Открыла дверь — глазам не поверила: в горнице, за белой холщовой скатертью — на ней знаменитые тети Дунины огурчики в осыпи чеснока и укропной зерни, сияющий в солнце графинчик, крупно нарезанная хлебина свежей выпечки, — за этим фантастически придвинувшимся из прошлого столом сидит дядя Артем с «хлопцами»… Хлопцев-то, правда, поубавилось, но, однако же, вот они — дядька Денис со своим приветливым, в оплетке тонких морщин, лицом, фельдшер Савелий Захарович, над которым почтительно склонилась тетя Дуня. Незаметно будто бы сидел Яков Иванович, но он и был объединяющим центром в доброй компании.
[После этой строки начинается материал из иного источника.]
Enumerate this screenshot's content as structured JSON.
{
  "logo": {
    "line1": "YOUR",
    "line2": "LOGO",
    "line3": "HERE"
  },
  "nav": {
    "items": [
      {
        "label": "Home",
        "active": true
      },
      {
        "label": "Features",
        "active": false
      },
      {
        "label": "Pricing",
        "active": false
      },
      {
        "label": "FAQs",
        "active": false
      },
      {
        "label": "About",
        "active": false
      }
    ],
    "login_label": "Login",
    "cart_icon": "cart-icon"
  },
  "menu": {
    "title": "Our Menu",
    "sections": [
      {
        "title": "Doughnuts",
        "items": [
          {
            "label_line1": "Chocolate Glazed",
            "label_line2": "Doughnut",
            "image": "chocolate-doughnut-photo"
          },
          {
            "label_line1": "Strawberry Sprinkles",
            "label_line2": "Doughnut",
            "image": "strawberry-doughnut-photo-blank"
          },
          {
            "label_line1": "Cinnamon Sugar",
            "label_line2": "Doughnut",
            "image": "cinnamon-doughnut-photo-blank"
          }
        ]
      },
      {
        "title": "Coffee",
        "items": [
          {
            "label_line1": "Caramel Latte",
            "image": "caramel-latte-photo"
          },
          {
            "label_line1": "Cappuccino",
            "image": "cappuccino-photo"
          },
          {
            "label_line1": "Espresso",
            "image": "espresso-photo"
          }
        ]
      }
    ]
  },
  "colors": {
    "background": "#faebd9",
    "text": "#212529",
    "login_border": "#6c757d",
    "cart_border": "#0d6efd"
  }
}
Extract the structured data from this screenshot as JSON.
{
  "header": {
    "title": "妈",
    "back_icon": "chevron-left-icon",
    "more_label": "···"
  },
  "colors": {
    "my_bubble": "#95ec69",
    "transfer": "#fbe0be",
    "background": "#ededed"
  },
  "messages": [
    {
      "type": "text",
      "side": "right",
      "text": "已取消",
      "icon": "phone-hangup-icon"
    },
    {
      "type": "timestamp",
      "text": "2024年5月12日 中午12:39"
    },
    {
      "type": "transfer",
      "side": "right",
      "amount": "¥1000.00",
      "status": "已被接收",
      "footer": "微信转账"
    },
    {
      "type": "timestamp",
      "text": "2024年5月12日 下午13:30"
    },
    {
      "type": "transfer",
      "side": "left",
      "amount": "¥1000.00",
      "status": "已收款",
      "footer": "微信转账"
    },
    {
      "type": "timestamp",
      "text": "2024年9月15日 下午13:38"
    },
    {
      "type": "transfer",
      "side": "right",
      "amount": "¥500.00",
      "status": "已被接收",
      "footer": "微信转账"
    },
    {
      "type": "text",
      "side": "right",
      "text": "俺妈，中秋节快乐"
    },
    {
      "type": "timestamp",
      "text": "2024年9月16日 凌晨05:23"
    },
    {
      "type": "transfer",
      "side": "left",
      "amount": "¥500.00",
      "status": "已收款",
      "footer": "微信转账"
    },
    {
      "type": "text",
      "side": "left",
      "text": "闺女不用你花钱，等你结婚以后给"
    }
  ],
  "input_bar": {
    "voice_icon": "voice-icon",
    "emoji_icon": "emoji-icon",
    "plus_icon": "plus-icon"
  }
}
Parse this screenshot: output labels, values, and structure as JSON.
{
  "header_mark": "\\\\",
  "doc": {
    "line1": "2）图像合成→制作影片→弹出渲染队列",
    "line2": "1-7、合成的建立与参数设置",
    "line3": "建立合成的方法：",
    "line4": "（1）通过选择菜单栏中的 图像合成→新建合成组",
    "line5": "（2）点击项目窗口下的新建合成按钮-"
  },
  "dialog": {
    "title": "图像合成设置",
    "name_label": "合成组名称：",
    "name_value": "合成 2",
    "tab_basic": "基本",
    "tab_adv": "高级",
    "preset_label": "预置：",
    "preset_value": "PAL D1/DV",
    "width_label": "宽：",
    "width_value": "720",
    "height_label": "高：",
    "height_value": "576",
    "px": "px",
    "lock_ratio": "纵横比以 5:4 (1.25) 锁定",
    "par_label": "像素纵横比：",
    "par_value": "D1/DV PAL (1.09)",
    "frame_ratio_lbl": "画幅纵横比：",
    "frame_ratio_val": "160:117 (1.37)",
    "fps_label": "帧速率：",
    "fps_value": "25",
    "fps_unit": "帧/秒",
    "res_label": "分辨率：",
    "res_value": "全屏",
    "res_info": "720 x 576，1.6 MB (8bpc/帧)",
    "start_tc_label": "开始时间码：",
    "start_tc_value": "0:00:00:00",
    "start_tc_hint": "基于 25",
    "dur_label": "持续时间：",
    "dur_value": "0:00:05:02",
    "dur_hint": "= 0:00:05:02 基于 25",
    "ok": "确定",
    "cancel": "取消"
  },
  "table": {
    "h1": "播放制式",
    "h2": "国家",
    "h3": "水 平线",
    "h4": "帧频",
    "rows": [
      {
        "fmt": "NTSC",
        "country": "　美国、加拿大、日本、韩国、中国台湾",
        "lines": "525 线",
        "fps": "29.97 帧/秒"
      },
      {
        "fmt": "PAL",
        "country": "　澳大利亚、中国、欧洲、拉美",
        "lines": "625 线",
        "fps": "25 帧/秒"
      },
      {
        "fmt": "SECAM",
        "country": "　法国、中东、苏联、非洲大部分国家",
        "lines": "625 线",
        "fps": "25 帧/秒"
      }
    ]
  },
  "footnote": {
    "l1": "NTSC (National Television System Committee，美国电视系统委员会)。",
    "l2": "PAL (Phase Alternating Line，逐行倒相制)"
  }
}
И вместе с ослепившей Марийку неправдоподобно мирной картиной в нее ворвалось: сегодня же Седьмое ноября!

Праздничную трапезу не начинали, ждали ее. И когда тетя Дуня посадила Марийку за стол и сама примостилась рядом с ней с краешку, Марийка по уловленному будоражащему всех напряжению поняла, что собрались только-только, спешно, по чрезвычайному случаю. Да она уже и знала, по какому, в ушах еще звучал обрывок фразы дяди Артема — поймала, как только открыла дверь: «…так и сказал, хлопцы: под знаменем Ленина — вперед к победе!»